Die elektronische Dokumentenverwaltung entwickelt sich in Deutschland zwar langsam, aber es gibt durchaus Lösungen, die das Leben deutlich erleichtern. Registrieren Sie sich unbedingt im BundID-Portal – es ist Ihr zentraler Zugangspunkt zu Hunderten von Behördendiensten: von der Steuererklärung (Elster) bis zur Anmeldung beim Standesamt. Installieren Sie außerdem die AusweisApp2 – damit können Sie Dokumente mit Ihrer elektronischen Karte (eID auf dem Personalausweis) signieren. Viele Krankenkassen, Banken und Versicherungen akzeptieren bereits Online-Anträge mit dieser Signatur. Für die Kommunikation mit Behörden nutzen Sie De-Mail (einen sicheren, gerichtlich anerkannten E-Mail-Dienst). Er ist zwar nicht kostenlos, aber für 5 € pro Jahr können Sie rechtsverbindliche Schreiben sofort versenden, ohne zur Post gehen zu müssen. Und keine Angst vor Scans: In Deutschland gilt ein Farbfoto eines Dokuments, aufgenommen mit einem Smartphone (z. B. mit der Adobe Scan- oder Microsoft Lens-App), als Kopie, sofern das Original nicht benötigt wird.
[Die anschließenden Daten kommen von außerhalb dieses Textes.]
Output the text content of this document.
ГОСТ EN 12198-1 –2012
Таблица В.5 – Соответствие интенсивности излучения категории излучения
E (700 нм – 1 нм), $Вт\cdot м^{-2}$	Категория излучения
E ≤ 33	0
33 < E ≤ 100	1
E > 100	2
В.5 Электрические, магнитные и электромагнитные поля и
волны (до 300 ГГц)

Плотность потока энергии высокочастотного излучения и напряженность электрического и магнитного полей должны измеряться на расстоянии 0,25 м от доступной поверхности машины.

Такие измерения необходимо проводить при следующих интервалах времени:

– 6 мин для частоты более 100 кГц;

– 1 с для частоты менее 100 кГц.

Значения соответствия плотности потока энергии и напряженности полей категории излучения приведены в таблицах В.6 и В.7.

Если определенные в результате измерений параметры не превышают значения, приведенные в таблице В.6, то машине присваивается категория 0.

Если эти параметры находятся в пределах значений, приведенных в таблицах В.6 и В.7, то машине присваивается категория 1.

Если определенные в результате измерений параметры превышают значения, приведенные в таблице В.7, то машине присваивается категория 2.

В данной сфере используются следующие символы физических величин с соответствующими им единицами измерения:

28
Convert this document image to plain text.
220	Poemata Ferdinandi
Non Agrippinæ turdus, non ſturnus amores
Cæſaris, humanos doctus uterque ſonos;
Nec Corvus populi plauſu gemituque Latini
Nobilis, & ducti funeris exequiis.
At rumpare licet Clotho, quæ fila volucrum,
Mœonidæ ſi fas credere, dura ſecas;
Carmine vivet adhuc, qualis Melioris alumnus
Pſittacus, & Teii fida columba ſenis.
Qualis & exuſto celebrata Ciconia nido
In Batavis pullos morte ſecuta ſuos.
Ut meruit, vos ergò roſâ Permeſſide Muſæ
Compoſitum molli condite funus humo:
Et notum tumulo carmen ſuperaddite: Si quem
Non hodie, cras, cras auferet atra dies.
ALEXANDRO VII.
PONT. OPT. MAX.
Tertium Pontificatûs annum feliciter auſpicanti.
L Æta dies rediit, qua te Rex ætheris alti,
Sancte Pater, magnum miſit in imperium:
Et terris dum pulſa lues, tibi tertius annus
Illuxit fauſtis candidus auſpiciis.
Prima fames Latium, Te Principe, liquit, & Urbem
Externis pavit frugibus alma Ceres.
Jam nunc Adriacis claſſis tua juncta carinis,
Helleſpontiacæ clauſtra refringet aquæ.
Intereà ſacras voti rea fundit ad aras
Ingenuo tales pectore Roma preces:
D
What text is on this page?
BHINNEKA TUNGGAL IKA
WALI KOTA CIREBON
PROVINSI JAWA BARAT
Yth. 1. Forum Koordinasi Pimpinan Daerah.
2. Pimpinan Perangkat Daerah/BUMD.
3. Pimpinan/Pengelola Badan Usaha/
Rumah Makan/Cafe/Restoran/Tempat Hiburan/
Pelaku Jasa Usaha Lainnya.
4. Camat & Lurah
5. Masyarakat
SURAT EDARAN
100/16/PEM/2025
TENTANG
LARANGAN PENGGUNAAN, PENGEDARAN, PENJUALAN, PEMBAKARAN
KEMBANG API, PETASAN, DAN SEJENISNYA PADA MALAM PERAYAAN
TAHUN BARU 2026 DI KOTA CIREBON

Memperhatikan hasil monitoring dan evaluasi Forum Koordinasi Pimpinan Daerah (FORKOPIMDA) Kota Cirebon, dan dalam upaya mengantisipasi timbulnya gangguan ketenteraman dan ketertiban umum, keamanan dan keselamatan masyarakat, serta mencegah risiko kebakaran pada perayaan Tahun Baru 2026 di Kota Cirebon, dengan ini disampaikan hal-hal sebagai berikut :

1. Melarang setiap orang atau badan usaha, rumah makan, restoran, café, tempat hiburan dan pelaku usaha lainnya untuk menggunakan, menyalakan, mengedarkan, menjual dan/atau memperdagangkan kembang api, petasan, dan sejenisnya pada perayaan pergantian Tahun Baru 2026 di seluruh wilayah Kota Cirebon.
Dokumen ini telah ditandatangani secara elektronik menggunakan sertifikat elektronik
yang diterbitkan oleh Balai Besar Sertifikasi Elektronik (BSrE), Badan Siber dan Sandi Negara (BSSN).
Sollten Sie auf eine absurde Forderung stoßen (z. B. „Bringen Sie eine Überlebensbescheinigung mit“ vom Standesamt), bedenken Sie, dass viele deutsche Beamte selbst nicht alle Gesetze kennen. Nutzen Sie Ihr Recht auf eine „Auskunft aus dem Melderegister“ – diese ersetzt zahlreiche Bescheinigungen. Alternativ können Sie beim Bürgeramt eine „Beglaubigte Kopie“ beantragen. Diese kostet etwa 5 € pro Seite, wird aber von allen Behörden akzeptiert. Ein weiteres wichtiges Instrument ist die „Datenschutzauskunft“ gemäß DSGVO. Sie haben das Recht, einmal jährlich kostenlos einen vollständigen Auszug aller über Sie gespeicherten Daten von jeder Behörde oder jedem Unternehmen anzufordern. Diese Auszüge enthalten oft Fehler (falsche Adresse, veralteter Familienstand), die sich nach der Korrektur oft von selbst lösen. So können Sie die Bürokratie auf legalem Wege zu Ihrem Vorteil nutzen.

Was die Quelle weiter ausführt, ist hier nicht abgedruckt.